In Fig. 2, text fragment comprises keyword C1 (Fuzzy Cognitive figure), C2 (semanteme), C3 (expression), C4 (reasoning), C5 (cause and effect), C6 (keyword), C7 (template), C18 (text), and theme node C ₀ ⁰(based on the text representation of Fuzzy Cognitive figure), its graph visualization are shown in Fig. 3 (a), and the semantic matrix of text subject is shown in Fig. 3 (b);

In Fig. 3, text fragment comprises keyword C4 (reasoning), C5 (cause and effect), C15 (relation), C17 (notion), C33 (figure), and theme node C ₁ ⁰(Fuzzy Cognitive figure);

In Fig. 4, text fragment comprises keyword C1 (Fuzzy Cognitive figure), C4 (reasoning), C5 (cause and effect), C6 (keyword), C7 (template), C16 (making up automatically), and theme node C ₈ ⁰(the automatic structure of Fuzzy Cognitive figure);

(5) find out keyword C common between the text fragment that will link _k, according to the weight w of common keyword _KiAnd w _Kj, obtain w through counter-rotating _Jk, calculate the weight T between the theme node again _Ji, when Fig. 7 was the weight of calculating between the text subject, common keyword was to the Umklapp process of the direction of the weight of theme node, and Fig. 5 is the graph visualization of the text discourse semantics behind three text subject semantemes of link;

Theme node C here _j ⁰And C _i ⁰Between the weight formula

T_{ji} = \tanh (2 * Σ_{k = 1}^{N_{1}} β_{k} V_{C_{k}} w_{jk} w_{ki})

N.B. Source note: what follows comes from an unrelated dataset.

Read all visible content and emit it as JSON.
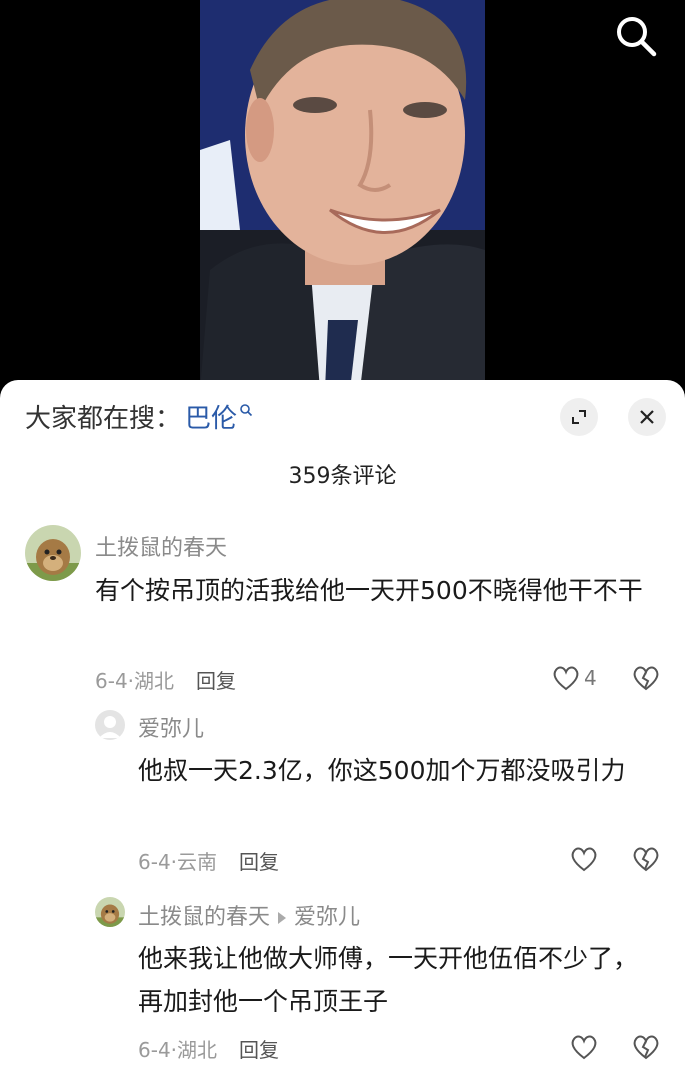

Calculate, between the theme node N is arranged ₁Individual common keyword, β _kRepresent k keyword C _kThe counter-rotating coefficient, span [0,1] also can be obtained V by Bayesian formula _CkExpression keyword C _kState value, w _JkKeyword C after the expression counter-rotating _kTo theme node C _j ⁰Weight, w _KiExpression keyword C _kTo theme node C _i ⁰Weight;

(6) each text subject semanteme of secateurs exclusive keyword, Fig. 6 be to three text subject semantemes exclusive keyword carry out the visualized graphs of the text discourse semantics behind the secateurs.

Claims

1. the visable representation of a text semantic and acquisition methods is characterized in that text semantic is divided into three levels: the text subject that the text low layer semanteme that the set of discrete keyword constitutes, text fragment constitute is semantic and constitute the high-level semantic of text chapter by interlinking between the text subject as the middle level of text; By extracting keyword and generating the semantic matrix of text subject based on the matrix operation of keyword weight, the link by text subject forms the text discourse semantics again.

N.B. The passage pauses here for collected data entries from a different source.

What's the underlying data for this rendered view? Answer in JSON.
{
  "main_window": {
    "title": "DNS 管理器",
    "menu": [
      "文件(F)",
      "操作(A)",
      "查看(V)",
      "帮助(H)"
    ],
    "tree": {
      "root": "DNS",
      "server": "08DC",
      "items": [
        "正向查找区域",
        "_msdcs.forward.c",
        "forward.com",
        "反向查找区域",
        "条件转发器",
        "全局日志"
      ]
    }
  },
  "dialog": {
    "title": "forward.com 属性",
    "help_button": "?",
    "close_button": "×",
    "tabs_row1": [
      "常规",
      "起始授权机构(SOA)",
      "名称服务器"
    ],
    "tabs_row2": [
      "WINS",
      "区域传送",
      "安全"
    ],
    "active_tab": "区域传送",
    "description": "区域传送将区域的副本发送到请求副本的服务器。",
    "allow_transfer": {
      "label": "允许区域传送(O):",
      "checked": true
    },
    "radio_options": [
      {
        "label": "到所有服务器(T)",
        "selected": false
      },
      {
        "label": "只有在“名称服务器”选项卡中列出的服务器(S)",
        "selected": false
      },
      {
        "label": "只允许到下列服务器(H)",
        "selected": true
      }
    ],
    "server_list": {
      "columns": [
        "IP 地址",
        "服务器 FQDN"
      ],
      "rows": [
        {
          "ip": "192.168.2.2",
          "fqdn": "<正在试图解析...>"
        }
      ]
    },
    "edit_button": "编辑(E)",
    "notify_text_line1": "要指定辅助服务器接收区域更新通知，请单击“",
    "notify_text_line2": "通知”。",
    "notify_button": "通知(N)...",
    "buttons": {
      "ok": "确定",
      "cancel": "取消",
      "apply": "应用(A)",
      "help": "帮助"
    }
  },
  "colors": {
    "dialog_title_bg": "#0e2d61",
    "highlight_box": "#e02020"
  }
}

2. the visable representation of text semantic according to claim 1 and acquisition methods is characterized in that operation steps is as follows:

(1) text semantic is divided into three levels: the text subject that the text low layer semanteme that the set of discrete keyword constitutes, text fragment constitute is semantic and constitute the high-level semantic of text chapter by interlinking between the text subject as the middle level of text;

(2) calculate the state value of the keyword in the text fragment and the weight between the keyword;

(3) with the state value of the weight between the keyword, keyword with based on the inference rule of matrix multiple computing, calculate the weight of each keyword, generate the semantic matrix of text subject text subject;

(5) find out keyword common in the text subject that will link, to the weight of text subject separately, calculate the weight between each text subject according to the keyword of common appearance, linking each text subject is the text chapter, and with digraph visualText chapter;

(6) in each text subject of secateurs exclusive keyword.